Le fracas des sabots de plusieurs chevaux dans la cour extérieur le ramena soudain à la réalité. Bleik se redressa, les yeux brillants et les muscles bandés par l'anticipation.

— Il faut vraiment que j'y aille.

— Sois prudent. Et reviens vite. J’ai besoin de toi ici.
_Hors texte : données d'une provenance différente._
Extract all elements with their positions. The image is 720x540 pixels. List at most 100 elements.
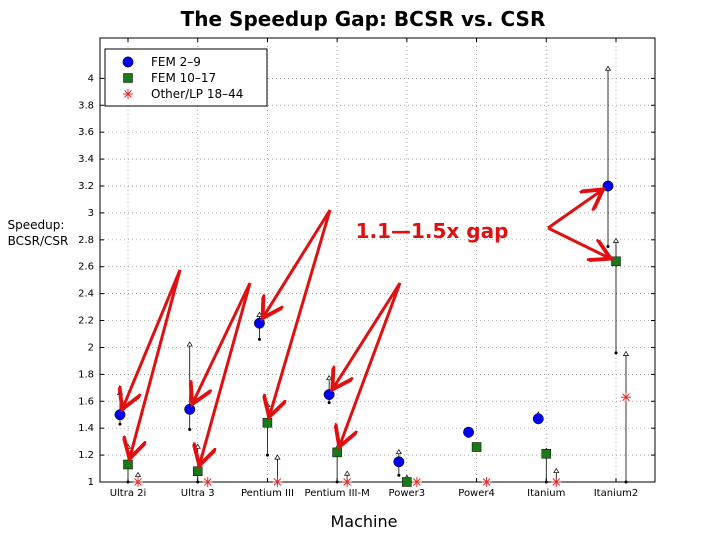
range-min-marker <box>188 428 192 432</box>
range-min-marker <box>397 473 401 477</box>
data-point <box>262 418 273 428</box>
range-min-marker <box>196 480 200 484</box>
x-tick-label: Power3 <box>389 488 426 499</box>
range-min-marker <box>614 351 618 355</box>
range-max-marker <box>604 65 612 71</box>
range-min-marker <box>126 480 130 484</box>
chart-title: The Speedup Gap: BCSR vs. CSR <box>181 7 546 31</box>
data-point <box>114 409 126 421</box>
data-markers <box>114 180 631 487</box>
y-tick-label: 2.8 <box>78 235 94 246</box>
x-tick-label: Itanium2 <box>594 488 639 499</box>
data-point <box>123 459 133 470</box>
data-point <box>411 477 422 487</box>
y-tick-label: 1.2 <box>78 450 94 461</box>
range-max-marker <box>344 470 351 476</box>
range-min-marker <box>544 480 548 484</box>
data-point <box>393 456 405 468</box>
x-tick-label: Pentium III <box>241 488 294 499</box>
data-point <box>192 466 203 476</box>
data-point <box>323 389 335 400</box>
range-max-marker <box>124 443 132 449</box>
x-tick-label: Ultra 3 <box>181 488 215 499</box>
data-point <box>332 447 342 458</box>
range-min-marker <box>335 480 339 484</box>
data-point <box>184 403 196 415</box>
y-axis-label-line2: BCSR/CSR <box>8 234 69 248</box>
y-tick-label: 1.6 <box>78 396 94 407</box>
range-max-marker <box>326 375 333 381</box>
data-point <box>551 477 562 487</box>
data-point <box>463 426 475 438</box>
red-arrow <box>130 269 182 456</box>
range-max-marker <box>264 401 271 407</box>
range-max-marker <box>186 341 193 347</box>
y-tick-label: 1 <box>88 477 94 488</box>
red-arrow <box>194 282 252 401</box>
range-min-marker <box>257 337 261 341</box>
range-max-marker <box>622 350 630 356</box>
y-tick-label: 4 <box>88 73 94 84</box>
legend-marker <box>122 56 134 68</box>
legend-entry: Other/LP 18–44 <box>151 87 243 101</box>
y-axis: 1 1.2 1.4 1.6 1.8 2 2.2 2.4 2.6 2.8 3 3.2 3.4 3.6 3.8 4 <box>78 73 655 488</box>
y-tick-label: 1.8 <box>78 369 94 380</box>
legend-marker <box>123 89 133 99</box>
range-max-marker <box>274 454 281 460</box>
data-point <box>253 317 265 329</box>
range-max-marker <box>194 443 201 449</box>
data-point <box>602 180 614 192</box>
data-point <box>133 477 143 487</box>
range-min-marker <box>118 422 122 426</box>
range-min-marker <box>606 245 610 249</box>
data-point <box>541 448 552 459</box>
y-tick-label: 2.4 <box>78 289 94 300</box>
y-tick-label: 1.4 <box>78 423 94 434</box>
range-max-marker <box>395 449 402 455</box>
range-max-marker <box>134 471 142 477</box>
data-point <box>532 413 544 425</box>
y-tick-label: 2.6 <box>78 262 94 273</box>
legend: FEM 2–9 FEM 10–17 Other/LP 18–44 <box>104 48 268 107</box>
range-bars <box>116 65 630 484</box>
red-arrow <box>340 282 402 444</box>
data-point <box>272 477 283 487</box>
y-tick-label: 2 <box>88 342 94 353</box>
y-tick-label: 2.2 <box>78 316 94 327</box>
data-point <box>342 477 353 487</box>
gap-annotation-text: 1.1—1.5x gap <box>356 219 509 243</box>
data-point <box>611 256 621 267</box>
red-arrow <box>264 209 332 316</box>
red-arrow <box>270 209 332 414</box>
data-point <box>471 442 482 452</box>
x-tick-label: Pentium III-M <box>305 488 370 499</box>
red-arrow <box>334 282 402 387</box>
data-point <box>402 477 412 487</box>
range-max-marker <box>612 237 620 243</box>
range-min-marker <box>265 453 269 457</box>
legend-marker <box>123 73 133 83</box>
data-point <box>621 392 631 403</box>
x-tick-label: Power4 <box>458 488 495 499</box>
y-tick-label: 3.8 <box>78 100 94 111</box>
x-axis-label: Machine <box>331 512 398 531</box>
range-max-marker <box>116 389 124 395</box>
red-arrow <box>123 269 182 406</box>
x-tick-label: Ultra 2i <box>110 488 147 499</box>
y-tick-label: 3 <box>88 208 94 219</box>
range-max-marker <box>553 467 560 473</box>
range-min-marker <box>624 480 628 484</box>
gap-annotation: 1.1—1.5x gap <box>123 191 607 462</box>
y-tick-label: 3.4 <box>78 154 94 165</box>
data-point <box>202 477 213 487</box>
range-min-marker <box>327 401 331 405</box>
red-arrow <box>200 282 252 463</box>
y-axis-label-line1: Speedup: <box>8 218 65 232</box>
y-tick-label: 3.6 <box>78 127 94 138</box>
plot-frame <box>99 37 656 483</box>
range-max-marker <box>256 311 263 317</box>
data-point <box>481 477 492 487</box>
red-arrow <box>547 191 601 230</box>
legend-entry: FEM 2–9 <box>151 55 201 69</box>
y-tick-label: 3.2 <box>78 181 94 192</box>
Bleik se dégagea doucement, ses yeux verts fouillèrent un moment ceux du prince, puis se détournèrent.

— Je devrais être de retour d’ici quelques jours. D’ici là, essaie de ne créer aucune catastrophe.

Dankred haussa les épaules. Il se sentait constamment à deux doigts d’anéantir quelque chose — ou quelqu’un — par mégarde, mais il n'avait aucune envie d'en parler.

— Je ne peux rien te promettre ! plaisanta-t-il.

Bleik lui adressa un dernier sourire complice, rajusta sa besace sur son épaule, puis disparut derrière la porte. Dankred se sentit soudain très seul.